Символический порядок, дискурс √ не ширма, за которой скрывается желание, а сама материя этого желания. "Бессознательное структурировано как язык" означает, что оно есть силы, действующие в дискурсе, что силы эти суть само существование бессознательного, что нет бессознательного, скрытого за дискурсивными рамками и "выражающего" себя в дискурсе. Результат бессознательного или страсти есть не что иное, как сам дискурс. Как любовь связана с символическим, с Большим Другим? Нет любви вне речи. Субъект означающего, отмеченный нехваткой, ищет в другом сверхценный объект, призванный эту нехватку восполнить, и вступает с ним в нарциссические отношения. В романтической любви этот объект одновременно восполняет нехватку в другом, а в настоящей сублимированной любви целостность другого отрицается, и наслаждение связано лишь с частью тела другого. Но так или иначе желание √ это всегда желание другого: во-первых, субъект желает того же, чего желает другой, во-вторых, субъект всегда задается вопросом: какого рода объектом является он для другого. Не менее важно замечание, которое как раз проясняет нашу рабочую гипотезу: по мнению Лакана, Женщины не существует, это всего лишь фантазия мужчины, или, как говорит Лакан, "одно из Имен Отца".

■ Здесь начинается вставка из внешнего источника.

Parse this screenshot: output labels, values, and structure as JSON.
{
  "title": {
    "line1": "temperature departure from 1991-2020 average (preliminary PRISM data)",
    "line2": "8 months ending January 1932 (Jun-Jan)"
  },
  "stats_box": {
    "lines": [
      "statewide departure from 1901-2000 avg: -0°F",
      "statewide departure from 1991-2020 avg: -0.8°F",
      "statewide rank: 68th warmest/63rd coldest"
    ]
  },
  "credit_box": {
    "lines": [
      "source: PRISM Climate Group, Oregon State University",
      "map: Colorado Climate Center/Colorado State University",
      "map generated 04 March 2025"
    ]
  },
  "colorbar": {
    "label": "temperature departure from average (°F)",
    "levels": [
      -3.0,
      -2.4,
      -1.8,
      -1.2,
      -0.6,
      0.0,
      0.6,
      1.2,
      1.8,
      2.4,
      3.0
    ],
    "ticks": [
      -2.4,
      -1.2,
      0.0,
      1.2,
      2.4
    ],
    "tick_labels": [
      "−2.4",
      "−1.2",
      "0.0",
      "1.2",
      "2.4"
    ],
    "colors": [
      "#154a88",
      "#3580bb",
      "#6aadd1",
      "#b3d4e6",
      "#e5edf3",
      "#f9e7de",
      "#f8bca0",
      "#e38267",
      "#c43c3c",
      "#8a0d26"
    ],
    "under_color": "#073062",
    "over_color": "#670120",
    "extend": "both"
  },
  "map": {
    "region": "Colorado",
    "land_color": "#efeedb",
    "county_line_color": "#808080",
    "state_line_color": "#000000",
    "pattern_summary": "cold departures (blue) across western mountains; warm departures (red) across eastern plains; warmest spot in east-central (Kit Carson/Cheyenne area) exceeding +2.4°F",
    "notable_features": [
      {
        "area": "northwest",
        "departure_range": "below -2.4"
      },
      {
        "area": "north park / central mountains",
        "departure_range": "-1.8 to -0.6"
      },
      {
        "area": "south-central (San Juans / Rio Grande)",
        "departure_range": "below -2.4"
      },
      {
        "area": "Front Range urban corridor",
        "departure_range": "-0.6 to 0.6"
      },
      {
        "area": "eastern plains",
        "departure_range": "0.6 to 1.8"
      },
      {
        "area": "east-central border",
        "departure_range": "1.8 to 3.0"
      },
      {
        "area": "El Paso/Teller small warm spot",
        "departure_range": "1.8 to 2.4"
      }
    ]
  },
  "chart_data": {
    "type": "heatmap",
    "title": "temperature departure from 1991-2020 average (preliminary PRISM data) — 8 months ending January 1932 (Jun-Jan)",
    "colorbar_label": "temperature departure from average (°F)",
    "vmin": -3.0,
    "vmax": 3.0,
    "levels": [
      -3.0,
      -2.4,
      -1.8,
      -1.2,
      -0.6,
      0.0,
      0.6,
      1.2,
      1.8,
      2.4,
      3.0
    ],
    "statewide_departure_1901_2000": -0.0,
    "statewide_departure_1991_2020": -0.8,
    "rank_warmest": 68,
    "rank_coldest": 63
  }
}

Логика желания, влечения и наслаждения описывается также на материале киношных мелодрам и мифа о сиренах, а амбивалентность отношения к объекту желания рассматривается на примере градостроительной эпопеи Чаушеску. Тут вы найдете массу интересного про Олега Кулика и собаку Павлова, про демократию и мультикультурализм, а особенно интересно вам будет почитать про пирсинг, татуаж, а также узнать, чем отличаются женское обрезание, иссечение клитора и инфибуляция. Все эти занимательные истории постепенно подводят читателя к тому, с чего все началось √ к современному состоянию идентичности и к месту субъекта в мире, где не существует Большого Другого. Любопытная черта рассуждений Салецл: для нее различия "модерна" и "постмодерна" состоят исключительно в различиях разных типов субъективности, коих насчитывается три: досовременный, современный и постсовременный, причем они могут существовать одновременно и вступать в разнообразные отношения. Вот, например, секс. У досовременного субъекта имеются сомнения насчет половой идентичности, устраняемые инициирующим жестом обрезания. Половая же идентичность современного субъекта не записывается на теле, поскольку достаточно символической кастрации как ответа Большого Другого на вопрос о своей сексуальности. А вот постсовременный субъект живет в отсутствии руководящей и направляющей символической инстанции, и поэтому ему приходится любыми подручными способами конструировать свою половую и социальную идентичность √ сделать надпись на теле, удалить себе клитор, периодически менять себе лицо, покалечить себя, организовать свое существование в киберпространстве, найти новую семейную структуру (вроде организации "Майкрософт"), короче, тем или иным образом артикулировать отцовскую метафору. И вот как раз последнее не по душе Ренате Салецл: она делает ставку не на реконструкцию символического порядка, не на желание, а на наслаждение, которое отрезано от символического и ровным счетом ни о чем не говорит. И поскольку такое наслаждение √ женское, то его молчание действительно больше говорит о реальности, чем самая изощренная речь.